“Until we have systems in place to ensure that any product that comes in from overseas is asbestos-free then we really need to consider what we are importing, and if that means not importing similar products until that can be resolved then that’s what we should do,” The Construction Forestry Mining and Energy Union’s West Australian State Secretary Mick Buchan said.
The construction union has called on the Federal Government to consider a temporary ban on the importation of some building materials from China.
It comes in the wake of a report into the discovery of white asbestos in the roof panels at the new Perth Children’s Hospital.
The Construction Forestry Mining and Energy Union’s West Australian State Secretary Mick Buchan said certain Chinese building products might need to be stopped at the border.
The interim report released today by WA’s Building Commissioner Peter Gow blames the presence of the asbestos on both a failure of the procurement process and the contract management process.

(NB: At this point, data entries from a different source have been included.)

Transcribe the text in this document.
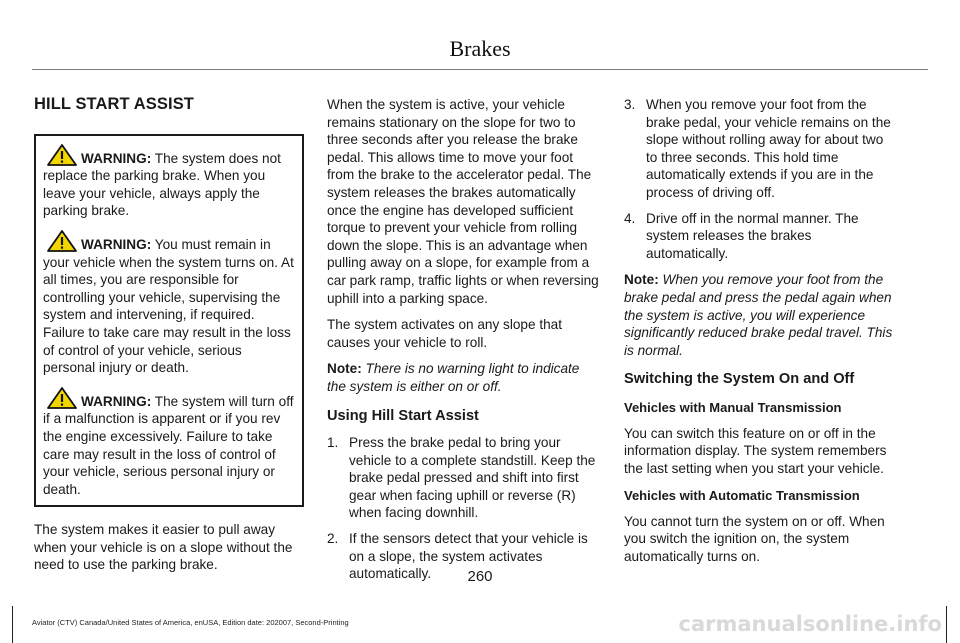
Brakes
HILL START ASSIST
WARNING: The system does not replace the parking brake. When you leave your vehicle, always apply the parking brake.
WARNING: You must remain in your vehicle when the system turns on. At all times, you are responsible for controlling your vehicle, supervising the system and intervening, if required. Failure to take care may result in the loss of control of your vehicle, serious personal injury or death.
WARNING: The system will turn off if a malfunction is apparent or if you rev the engine excessively. Failure to take care may result in the loss of control of your vehicle, serious personal injury or death.

The system makes it easier to pull away when your vehicle is on a slope without the need to use the parking brake.

When the system is active, your vehicle remains stationary on the slope for two to three seconds after you release the brake pedal. This allows time to move your foot from the brake to the accelerator pedal. The system releases the brakes automatically once the engine has developed sufficient torque to prevent your vehicle from rolling down the slope. This is an advantage when pulling away on a slope, for example from a car park ramp, traffic lights or when reversing uphill into a parking space.

The system activates on any slope that causes your vehicle to roll.

Note: There is no warning light to indicate the system is either on or off.

Using Hill Start Assist
1. Press the brake pedal to bring your vehicle to a complete standstill. Keep the brake pedal pressed and shift into first gear when facing uphill or reverse (R) when facing downhill.
2. If the sensors detect that your vehicle is on a slope, the system activates automatically.
3. When you remove your foot from the brake pedal, your vehicle remains on the slope without rolling away for about two to three seconds. This hold time automatically extends if you are in the process of driving off.
4. Drive off in the normal manner. The system releases the brakes automatically.

Note: When you remove your foot from the brake pedal and press the pedal again when the system is active, you will experience significantly reduced brake pedal travel. This is normal.

Switching the System On and Off
Vehicles with Manual Transmission

You can switch this feature on or off in the information display. The system remembers the last setting when you start your vehicle.

Vehicles with Automatic Transmission

You cannot turn the system on or off. When you switch the ignition on, the system automatically turns on.

260
Aviator (CTV) Canada/United States of America, enUSA, Edition date: 202007, Second-Printing	carmanualsonline.info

“John Holland and Yuanda Australia correctly specified that the materials that they were going to put into the hospital should not contain asbestos, they should be asbestos free,” Mr Gow said.
“There was a problem or a hiccup in the production process in China and inappropriate or non-conforming materials were in fact included in the panels.”
The hospital is being built by John Holland, which was sold to China’s CCCC International last year.
The former federal treasurer Joe Hockey approved the sale under the nation’s foreign investment rules.
John Holland subcontracted another Chinese company, Yuanda, to supply the roof panels which the asbestos was found in.
Case should ‘serve as lesson’
Mr Gow said the case should serve as a lesson for the entire Australian building industry.
“There is a continuing risk to the Western Australian and the Australian construction industries from non-conforming products and we need to work with our colleagues in other states to make sure there are proper processes in place,” he said.
The commission accepted John Holland’s procurement process was in line with industry standards, but said it could be improved.
It also found it was the manufacturing process employed by Yuanda that allowed non-specified and non conforming products to enter the supply chain.
“Workers, contractors, other people involved really need to be very careful about cutting materials that could contain asbestos, having proper dust control in place and managing the health and safety risk that occurs,” Mr Gow said.
Asbestos dust control inadequate
Mr Buchan slammed what he saw as a lack of detail in the report.
He was also furious about the amount of dust workers were exposed to when they cut the panels.
Mr Gow agreed it could have been handled better.
“There is some evidence I think that the dust control and the work control around cutting the holes in the [roof] panels could have had better dust control and that would have reduced the risk and the hazard that eventually occurred,” he said.
The report points out that China still allows asbestos in building materials.
It also states that the Department of Immigration does not test every batch of imported building material for asbestos contributed to the presence of asbestos at the hospital.
Mr Gow said it was difficult to police.
“There’s a vast amount of stuff that’s imported into the country and clearly it’s not possible to stop everything at the border or test everything,” he said.
In a statement Yuanda Australia said independent asbestos experts were testing all 68 sites across Australia where its products had been installed.
It said so far 28 locations had been tested and all samples had come up negative.
The Department of Immigration and Border Protection said it had been checking Yuanda shipments closely as it “proactively manages” the risk of asbestos-containing products from entering Australia.
Since the discovery of asbestos in Yuanda products in both Perth and Brisbane, Border Protection said it had detected asbestos in a Yuanda shipment which was to enter Australia.